I quotidiani cittadini del tempo sono pieni di annunci e di foto relativi alle adunate del partito e della Milizia, a sottolineare un clima di mobilitazione del tutto comprensibile alla luce delle dimensioni e dell’entità dello scontro bellico.

La Compagnia degli Artisti continuerà la sua attività fino al 1943, fino alla caduta del fascismo.

Nel “fascio” archivistico della Prefettura ho rinvenuto anche la lettera che, nel 1942, la segretaria della Compagnia, addetta alla predisposizione degli inviti e dei comunicati, scrisse al Prefetto lamentando la mancata corresponsione degli stipendi ed invocando il suo intervento. E’ un segnale delle difficoltà crescenti in cui la guerra poneva il regime e la città, considerando che la Compagnia faceva affidamento su finanziamenti di enti pubblici, per intervento del partito. Il “sistema” scricchiolava e lo si vede anche da questi piccoli episodi.
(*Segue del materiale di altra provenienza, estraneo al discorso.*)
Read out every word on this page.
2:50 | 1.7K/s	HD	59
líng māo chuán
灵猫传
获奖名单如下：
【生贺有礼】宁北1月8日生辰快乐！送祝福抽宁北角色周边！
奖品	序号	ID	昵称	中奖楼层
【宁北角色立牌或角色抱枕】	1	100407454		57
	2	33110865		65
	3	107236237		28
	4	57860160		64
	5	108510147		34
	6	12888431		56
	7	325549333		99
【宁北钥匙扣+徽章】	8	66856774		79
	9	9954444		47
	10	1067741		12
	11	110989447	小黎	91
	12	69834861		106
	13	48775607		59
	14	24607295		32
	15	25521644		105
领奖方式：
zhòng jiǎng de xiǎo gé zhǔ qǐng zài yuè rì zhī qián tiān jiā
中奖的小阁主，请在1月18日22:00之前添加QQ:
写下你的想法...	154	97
Gli anni di cui stiamo parlando sono gli ultimi sprazzi di vitalità di un regime e di un certo tipo di Italia che anelava a giocare nella storia un ruolo imperiale e mediterraneo, inaugurava la Mostra d’Oltremare e si richiamava all’antica grandezza romana, agli splendori della villa caprese di Tiberio. Era un’aspirazione nazionalistica che di lì a poco si sarebbe rivelata un’illusione, tragicamente smentita dal corso delle vicende militari.

 

NOTE

1)      S. Arcella, Evola e la cultura napoletana degli Anni Trenta : nuovi documenti inediti, in Studi Evoliani 1999, Fondazione “Julius Evola”, Roma, 2001, pp.197-224.

 

2)      S. Arcella, Evola parla agli “Illusi”, Appendice a Lettere di Julius Evola a Benedetto Croce 1925-1933 (a cura di S. Arcella), Quaderni di testi evoliani n.28, Fondazione “Julius Evola”, Roma, 1995, pp.33-36.

 

3)      ASN, Prefettura di Napoli, fascio 378, IV, 7.32 “Federazione Europea Giovani Teosofi “Gruppo Sirio”.

 

4)      ASN, Prefettura di Napoli, Fascio. 402, IV, 7.6. Per la ricostruzione storica del versamento del fondo di Prefettura all’Archivio di Stato di Napoli, cfr. A. Portente, Le mostre come spunto per la redazione di nuovi strumenti di ricerca, in !946: la nascita della Repubblica in Campania, Atti del Convegno di Studi presso l’Archivio di Stato di Napoli (11-12 dicembre 1996), Archivio di Stato di Napoli, Napoli, 1997, pp. 277-280. Cfr. anche, ivi, M.Guardascione, F.Scognamiglio, A.Sica, Inventario analitico della IV categoria relativa a partiti e Associazioni dell’Archivio della Prefettura di Napoli serie gabinetto. Il versamento conservato presso l’Archivio di Stato di Napoli, pp. 281-358.

 

5)      ASN, Prefettura di Napoli, Fascio 402, IV, 7.6”Compagnia degli Artisti-Varie-manifestazioni”.

 

6)      Per una valutazione della complessità di questo panorama culturale, cfr. Esoterismo e fascismo (a cura di G. De Turris), Monografia della rivista Hera, Roma, ottobre 2003.Cfr. anche il testo di P.Rasulo - P.Bruni, Primato ovvero la sfida delle idee, Taranto, 2004.

 

7)      ASN, Prefettura di Napoli, Fascio 402, IV, 7.6.

 

8)      Per la strategia mediterranea di Mussolini, i rapporti col Medio Oriente e l’attenzione al mondo arabo, cfr. R. De Felice, La “guerra breve”:1940-41, in Mussolini l’alleato, Einaudi, Torino, 1998, pp. 198-276.                                                                                             

 

 

 

9)      ASN, fascio 350, IV, 6.18 “Gruppo napoletano Partito Nazionale Socialista Germanico”.